As the U.S. House moves forward with its investigation into the Ukraine matter, the political stakes are high for many of Arizona's congressional delegation
The U.S. House of Representatives finally took the big step last week when all but two Democrats voted to establish the rules for a formal impeachment inquiry against President Donald Trump, while the entire Republican delegation voted against it.
Impeachment over the Ukrainian affair is a roll of the dice for Democrats. House Speaker Nancy Pelosi hoped to avoid this step and let Trump continue alienating independent voters until the 2020 election, so that voters would send him packing. But as Democrats move forward with impeachment, Trump may win back the independent voters who gave him narrow victories in enough states to put him in the White House.
None of Arizona's Democrats voted against the impeachment inquiry. U.S. Rep. Raúl Grijalva, who represents solid-blue District 3, has been calling for Trump's removal since 2017, so it's no surprise he's eager to get this show underway.

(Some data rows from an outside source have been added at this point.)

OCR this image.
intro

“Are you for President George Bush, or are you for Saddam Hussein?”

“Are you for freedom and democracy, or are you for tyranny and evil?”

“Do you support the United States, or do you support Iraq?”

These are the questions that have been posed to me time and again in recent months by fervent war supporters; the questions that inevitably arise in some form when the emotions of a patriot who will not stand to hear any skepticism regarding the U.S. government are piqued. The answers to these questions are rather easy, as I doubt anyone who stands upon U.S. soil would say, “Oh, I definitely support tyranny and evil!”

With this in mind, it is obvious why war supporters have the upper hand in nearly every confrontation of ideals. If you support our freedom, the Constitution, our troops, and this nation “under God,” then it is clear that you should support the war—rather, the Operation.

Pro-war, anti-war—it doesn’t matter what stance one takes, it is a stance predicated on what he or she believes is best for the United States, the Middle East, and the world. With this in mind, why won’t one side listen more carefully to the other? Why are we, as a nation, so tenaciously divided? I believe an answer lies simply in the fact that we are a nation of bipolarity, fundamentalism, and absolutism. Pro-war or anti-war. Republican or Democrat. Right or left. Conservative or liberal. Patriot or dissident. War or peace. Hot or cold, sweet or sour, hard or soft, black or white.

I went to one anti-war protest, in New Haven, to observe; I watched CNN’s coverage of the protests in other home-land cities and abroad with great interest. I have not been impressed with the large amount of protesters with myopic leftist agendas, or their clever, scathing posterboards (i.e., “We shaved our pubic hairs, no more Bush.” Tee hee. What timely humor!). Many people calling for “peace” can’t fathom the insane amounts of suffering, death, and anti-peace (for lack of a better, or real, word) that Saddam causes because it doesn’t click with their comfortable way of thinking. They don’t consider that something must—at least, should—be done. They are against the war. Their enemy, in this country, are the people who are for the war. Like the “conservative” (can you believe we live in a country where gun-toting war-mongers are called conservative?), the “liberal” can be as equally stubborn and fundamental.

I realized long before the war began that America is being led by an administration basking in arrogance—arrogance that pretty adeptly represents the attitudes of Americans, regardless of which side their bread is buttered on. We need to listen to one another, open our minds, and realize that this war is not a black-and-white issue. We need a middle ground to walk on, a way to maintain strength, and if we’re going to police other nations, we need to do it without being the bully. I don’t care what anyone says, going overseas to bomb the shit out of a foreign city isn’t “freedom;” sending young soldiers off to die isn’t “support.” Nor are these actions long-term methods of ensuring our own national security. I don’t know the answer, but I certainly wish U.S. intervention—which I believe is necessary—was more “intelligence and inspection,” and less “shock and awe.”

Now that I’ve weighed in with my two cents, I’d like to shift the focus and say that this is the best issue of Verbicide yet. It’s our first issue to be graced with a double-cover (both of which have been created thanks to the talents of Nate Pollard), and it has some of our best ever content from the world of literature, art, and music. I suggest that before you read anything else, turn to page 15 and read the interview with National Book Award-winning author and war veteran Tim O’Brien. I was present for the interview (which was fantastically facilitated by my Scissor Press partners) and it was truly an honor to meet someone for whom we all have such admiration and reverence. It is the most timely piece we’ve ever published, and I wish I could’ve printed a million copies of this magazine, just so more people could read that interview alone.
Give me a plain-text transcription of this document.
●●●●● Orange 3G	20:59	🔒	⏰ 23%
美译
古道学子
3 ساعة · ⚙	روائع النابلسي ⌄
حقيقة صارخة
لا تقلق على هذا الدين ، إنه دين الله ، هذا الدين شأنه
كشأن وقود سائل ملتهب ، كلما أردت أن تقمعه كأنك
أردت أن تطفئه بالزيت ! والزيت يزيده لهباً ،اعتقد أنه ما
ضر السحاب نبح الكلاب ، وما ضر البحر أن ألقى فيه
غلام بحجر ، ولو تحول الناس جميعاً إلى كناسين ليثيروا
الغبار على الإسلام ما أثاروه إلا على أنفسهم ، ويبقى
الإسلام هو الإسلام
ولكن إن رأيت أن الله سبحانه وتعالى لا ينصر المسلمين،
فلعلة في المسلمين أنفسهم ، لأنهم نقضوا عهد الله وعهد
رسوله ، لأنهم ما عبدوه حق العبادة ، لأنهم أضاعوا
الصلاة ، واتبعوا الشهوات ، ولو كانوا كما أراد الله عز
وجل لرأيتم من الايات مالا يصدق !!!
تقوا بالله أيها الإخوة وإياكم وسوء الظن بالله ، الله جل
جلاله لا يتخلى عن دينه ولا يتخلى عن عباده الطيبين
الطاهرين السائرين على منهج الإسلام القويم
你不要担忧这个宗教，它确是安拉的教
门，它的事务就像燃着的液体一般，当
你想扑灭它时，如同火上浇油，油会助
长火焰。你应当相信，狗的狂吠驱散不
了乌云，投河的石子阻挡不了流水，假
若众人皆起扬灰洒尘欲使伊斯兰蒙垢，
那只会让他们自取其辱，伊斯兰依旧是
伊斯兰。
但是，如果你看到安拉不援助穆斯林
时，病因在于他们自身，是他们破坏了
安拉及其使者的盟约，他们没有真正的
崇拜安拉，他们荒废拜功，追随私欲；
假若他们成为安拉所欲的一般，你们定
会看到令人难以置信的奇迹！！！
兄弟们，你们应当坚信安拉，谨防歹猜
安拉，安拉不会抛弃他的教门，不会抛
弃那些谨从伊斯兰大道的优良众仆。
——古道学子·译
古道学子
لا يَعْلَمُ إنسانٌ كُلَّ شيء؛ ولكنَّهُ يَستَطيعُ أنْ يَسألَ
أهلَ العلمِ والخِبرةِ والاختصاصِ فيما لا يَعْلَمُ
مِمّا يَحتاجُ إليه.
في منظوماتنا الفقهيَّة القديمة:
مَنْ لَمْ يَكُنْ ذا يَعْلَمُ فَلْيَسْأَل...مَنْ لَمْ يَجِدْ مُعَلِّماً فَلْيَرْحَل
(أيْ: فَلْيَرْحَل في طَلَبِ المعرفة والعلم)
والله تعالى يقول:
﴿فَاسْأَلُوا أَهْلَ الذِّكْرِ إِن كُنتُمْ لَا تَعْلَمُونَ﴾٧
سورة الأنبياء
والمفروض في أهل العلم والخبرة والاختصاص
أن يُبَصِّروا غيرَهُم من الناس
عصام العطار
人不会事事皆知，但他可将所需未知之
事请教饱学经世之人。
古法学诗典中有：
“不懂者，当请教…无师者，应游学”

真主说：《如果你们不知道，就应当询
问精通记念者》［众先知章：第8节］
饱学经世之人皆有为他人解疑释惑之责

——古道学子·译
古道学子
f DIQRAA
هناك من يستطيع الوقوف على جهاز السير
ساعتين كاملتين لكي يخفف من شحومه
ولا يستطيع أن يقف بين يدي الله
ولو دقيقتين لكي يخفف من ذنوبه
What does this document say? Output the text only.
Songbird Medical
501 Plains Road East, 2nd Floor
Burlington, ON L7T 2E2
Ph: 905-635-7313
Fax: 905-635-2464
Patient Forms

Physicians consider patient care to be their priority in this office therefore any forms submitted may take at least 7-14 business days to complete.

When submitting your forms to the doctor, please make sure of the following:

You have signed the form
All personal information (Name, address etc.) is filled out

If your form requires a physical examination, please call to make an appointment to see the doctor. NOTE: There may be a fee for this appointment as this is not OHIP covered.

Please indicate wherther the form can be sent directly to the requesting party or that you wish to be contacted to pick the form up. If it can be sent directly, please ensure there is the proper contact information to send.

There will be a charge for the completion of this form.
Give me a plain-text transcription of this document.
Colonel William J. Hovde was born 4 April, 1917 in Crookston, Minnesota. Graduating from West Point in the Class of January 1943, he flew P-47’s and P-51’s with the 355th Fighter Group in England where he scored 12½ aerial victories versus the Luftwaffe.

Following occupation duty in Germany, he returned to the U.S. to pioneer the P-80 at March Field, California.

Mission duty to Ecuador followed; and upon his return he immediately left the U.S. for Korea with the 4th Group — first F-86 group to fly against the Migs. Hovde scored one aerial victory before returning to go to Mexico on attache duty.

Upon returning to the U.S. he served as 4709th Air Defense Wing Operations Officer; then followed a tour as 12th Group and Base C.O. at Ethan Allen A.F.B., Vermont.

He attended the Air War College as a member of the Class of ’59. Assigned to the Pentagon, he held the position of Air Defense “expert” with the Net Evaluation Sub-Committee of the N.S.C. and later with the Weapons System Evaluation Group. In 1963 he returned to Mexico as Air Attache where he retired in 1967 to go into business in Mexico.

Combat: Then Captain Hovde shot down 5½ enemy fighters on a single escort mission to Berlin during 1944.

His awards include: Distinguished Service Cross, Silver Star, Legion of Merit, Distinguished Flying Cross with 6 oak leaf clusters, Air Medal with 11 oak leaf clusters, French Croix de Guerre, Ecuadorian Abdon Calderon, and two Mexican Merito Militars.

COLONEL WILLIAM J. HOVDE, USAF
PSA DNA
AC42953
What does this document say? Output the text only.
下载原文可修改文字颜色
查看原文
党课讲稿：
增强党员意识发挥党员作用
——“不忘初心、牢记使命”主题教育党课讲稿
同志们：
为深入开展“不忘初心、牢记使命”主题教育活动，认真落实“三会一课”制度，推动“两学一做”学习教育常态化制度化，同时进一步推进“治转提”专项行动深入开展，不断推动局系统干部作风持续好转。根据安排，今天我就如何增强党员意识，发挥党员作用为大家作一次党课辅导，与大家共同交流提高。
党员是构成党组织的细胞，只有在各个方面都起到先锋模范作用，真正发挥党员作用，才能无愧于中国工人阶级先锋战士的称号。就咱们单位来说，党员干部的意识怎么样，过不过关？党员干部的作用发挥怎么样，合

U.S. Rep. Ann Kirkpatrick, who represents a much more competitive District 2, was slower to come on board, but she's gambling she's better off keeping Democrats and anti-Trump independents behind her than keeping the Trump supporters happy—which makes sense, given that the Trump folks aren't going to vote for her anyhow. Kirkpatrick said her vote was to ensure the inquiry would proceed in a transparent manner.
"The resolution we passed today will ensure that all the hearings, witnesses and evidence are presented in a fair and transparent way," Kirkpatrick told the press. "As your representative, I took an oath to defend the constitution and protect our democracy, and that's what I am here to do. Today's vote outlines the rules for the next phase of the inquiry and I'm confident the transparent proceedings will offer clarity of procedure and facts for the American people."
And even though he long dodged saying he supported an impeachment inquiry, Tom O'Halleran, who represents Congressional District 1, was on board for last week's vote. Like Kirkpatrick, he said his vote was in support of a transparent process, saying the congressional resolution was "simply the next step in an ongoing investigative process that is already underway."
"It confirms the right of both Republicans and Democrats to call witnesses and allows the White House to be directly involved," O'Halleran said. "As a former homicide detective, I know that evidence has the power to both convict and exonerate. It is critical that we review any evidence related to alleged abuse of power and allow all parties involved to do the same."
O'Halleran's cautious approach has a lot to do with the district he represents. Although District 1 has remained in Democratic hands since 2012, District 1 voters supported Trump over Clinton in 2016 and there are a lot of conservative Democrats who live within the district's boundaries, which include Oro Valley and Marana as well as Flagstaff, the Native American reservations in Northern Arizona and much of rural Eastern Arizona.
We will find out how this will play for those Arizona Democrats in 2020, but much will depend on who emerges to run against them.
But unless some smoking gun—er, even smokier gun—emerges during the upcoming House hearings, it's a safe bet that if Democrats do end up passing articles of impeachment, it's unlikely to win enough Republican support to convict and remove Trump. Republicans have allowed him to hijack their party and now, they challenge him at their peril. Just ask former U.S. senator Jeff Flake how standing up to Trump works out.
It's not at all clear how U.S. Sen. Kyrsten Sinema will vote if the articles of impeachment do reach the Senate. Sinema delights in tweaking the left wing of the Democratic Party these days and even brushed off any concerns that the Arizona Democratic Party might vote to censure her because she isn't towing the party line. Last week, she told Politico that she wasn't sure if she'd be voting for a Democrat against Trump next year.
"Eventually it would be wonderful to have a candidate that shares the values of the majority of Americans," Sinema said. "Let's winnow the field below like, 20 or something, and then maybe it gets easier. Like, when it's enough for two basketball teams, it's too much."
It's nearly impossible to imagine Arizona's other senator, Martha McSally, voting to impeach Trump. McSally has sidestepped questions about whether she believes Trump abused his authority by holding up military aid to the Ukraine government.
But since she launched her 2018 U.S. Senate campaign, McSally has positioned herself as a tight ally of Trump—and he's repaid her loyalty by supporting her in her unsuccessful run against Sinema. (Fortunately for McSally, she and Gov. Doug Ducey and former Sen. Jon Kyl had worked up a backup plan to install her in the Senate after she was rejected by Arizona voters.)
It says something at this point that Sinema remains far more popular than McSally, at least according to the most recent Morning Consult poll, which measures the popularity of all U.S. senators on a quarterly basis. At the end of September, Sinema was at 47 percent approval and 29 percent disapproval—for a good plus-18 percentage points. McSally was slightly above water, with 39 percent of voters approving of her performance and 37 percent disapproving, for measly plus-2 percentage points.
That's not a good place for McSally to be as she trails Democratic challenger Mark Kelly in both the polls and the fundraising race.